Jamie TorresSpringer, the commissioner at NYC Department of Design and Construction, discussed the public-private partnership used for the $12.4 million project.

The plaza spans 27,000 square feet, replacing a street that once saw 20,000 mid-block crossings per day and 300 vehicles per hour, according to Springer.

It features new lighting, a green wall, new seating and 12 green areas that will absorb storm water runoff. Over 3,000 bulbs will be planted this month so that they bloom in spring.

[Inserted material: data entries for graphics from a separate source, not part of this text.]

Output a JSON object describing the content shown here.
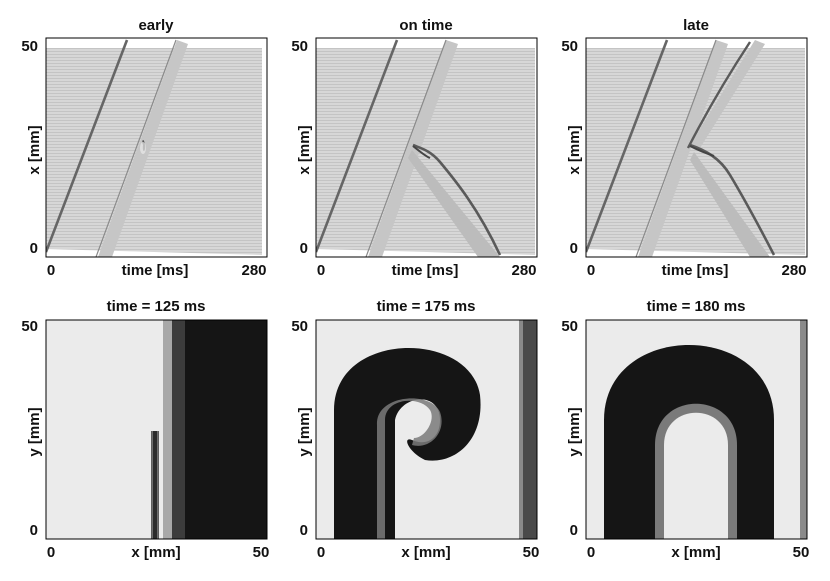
{
  "chart_data": [
    {
      "type": "heatmap",
      "title": "early",
      "xlabel": "time [ms]",
      "ylabel": "x [mm]",
      "x_ticks": [
        "0",
        "280"
      ],
      "y_ticks": [
        "0",
        "50"
      ],
      "xlim": [
        0,
        280
      ],
      "ylim": [
        0,
        50
      ]
    },
    {
      "type": "heatmap",
      "title": "on time",
      "xlabel": "time [ms]",
      "ylabel": "x [mm]",
      "x_ticks": [
        "0",
        "280"
      ],
      "y_ticks": [
        "0",
        "50"
      ],
      "xlim": [
        0,
        280
      ],
      "ylim": [
        0,
        50
      ]
    },
    {
      "type": "heatmap",
      "title": "late",
      "xlabel": "time [ms]",
      "ylabel": "x [mm]",
      "x_ticks": [
        "0",
        "280"
      ],
      "y_ticks": [
        "0",
        "50"
      ],
      "xlim": [
        0,
        280
      ],
      "ylim": [
        0,
        50
      ]
    },
    {
      "type": "heatmap",
      "title": "time = 125 ms",
      "xlabel": "x [mm]",
      "ylabel": "y [mm]",
      "x_ticks": [
        "0",
        "50"
      ],
      "y_ticks": [
        "0",
        "50"
      ],
      "xlim": [
        0,
        50
      ],
      "ylim": [
        0,
        50
      ]
    },
    {
      "type": "heatmap",
      "title": "time = 175 ms",
      "xlabel": "x [mm]",
      "ylabel": "y [mm]",
      "x_ticks": [
        "0",
        "50"
      ],
      "y_ticks": [
        "0",
        "50"
      ],
      "xlim": [
        0,
        50
      ],
      "ylim": [
        0,
        50
      ]
    },
    {
      "type": "heatmap",
      "title": "time = 180 ms",
      "xlabel": "x [mm]",
      "ylabel": "y [mm]",
      "x_ticks": [
        "0",
        "50"
      ],
      "y_ticks": [
        "0",
        "50"
      ],
      "xlim": [
        0,
        50
      ],
      "ylim": [
        0,
        50
      ]
    }
  ]
}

Torres-Springer said the process was long and complex because of underground sewer reconstruction work needed to fix the aging infrastructure. They also added new catch basins to bring storm water to sewers and seven fire hydrants.

“We’ve made a big contribution to water service reliability for all of the city with the replacement of 700 feet of water mains,” he said.

Jennifer Ines, the Manhattan deputy borough commissioner at the NYC Department of Transportation, spoke next.

Years ago, the DOT evaluated the block as a prime location for a public space. The street was permanently closed after seeing the benefit for students and pedestrians, according to Ines.

“This project is a great example of potential of what can be done when we all work together to reimagine and repurpose our city streets,” she said.

State Senator Liz Krueger then gave a speech emphasizing the importance of green spaces.

“The only thing the people in my district, as far as I can tell, have ever taken to the streets about in 20 years are fights over open space,” she said.

She also said she believes that there will be a new commitment to CUNY under Hochul.

CUNY Executive Vice Chancellor Hector Batista spoke on behalf of Chancellor Félix Matos Rodríguez.

“What this represents for us at CUNY is the continued investment in making sure our schools move forward,” he said.

Helen Mills, the president of the Baruch College Fund, thanked many of its trustees who contributed to the plaza. Their names are on the wall.

Former Baruch President Mitchel Wallerstein, whose leadership made the plaza possible, then gave a speech about the challenges faced during his presidency.

The plaza’s leading donors — and for whom it was named — are Daniel Clivner, class of 1985, and Lawrence Field, class of 1952, who died before its completion. His daughters Lisa and Robyn Field, along with Clivner, were present and spoke about their commitment to Baruch.

“Creating a campus at Baruch seemed like a great idea –– a dream –– but it hadn’t been done in 100 years,” Clivner said. “Larry Field and my friends in Los Angeles challenged me to make

Clivner=Field Plaza a reality for the next 100 years … More than the street itself, it represents for me living proof that with the support and inspiration of others, and the lessons being learned in the surrounding buildings, you too can turn great ideas into reality.”

After a final speech by Wu, attendees directed their attention to the plaza wall. With large, gold scissors in hand, 13 of the speakers cut the blue ribbon they stood behind.

“It was great meeting everybody,” USG Executive Vice President Richard Reyes said about the ceremony. “A lot of the behind-the-scenes stuff isn’t really recognized … it really came together, thanks to them.”

Lee expressed appreciation for the renovated plaza and the speakers’ openness toward the student perspective.

“I loved hearing about all of these amazing people come together and truly care about the Baruch students and wanting to make a difference in our lives, in our community by giving us this gorgeous space,” she told The Ticker in an interview.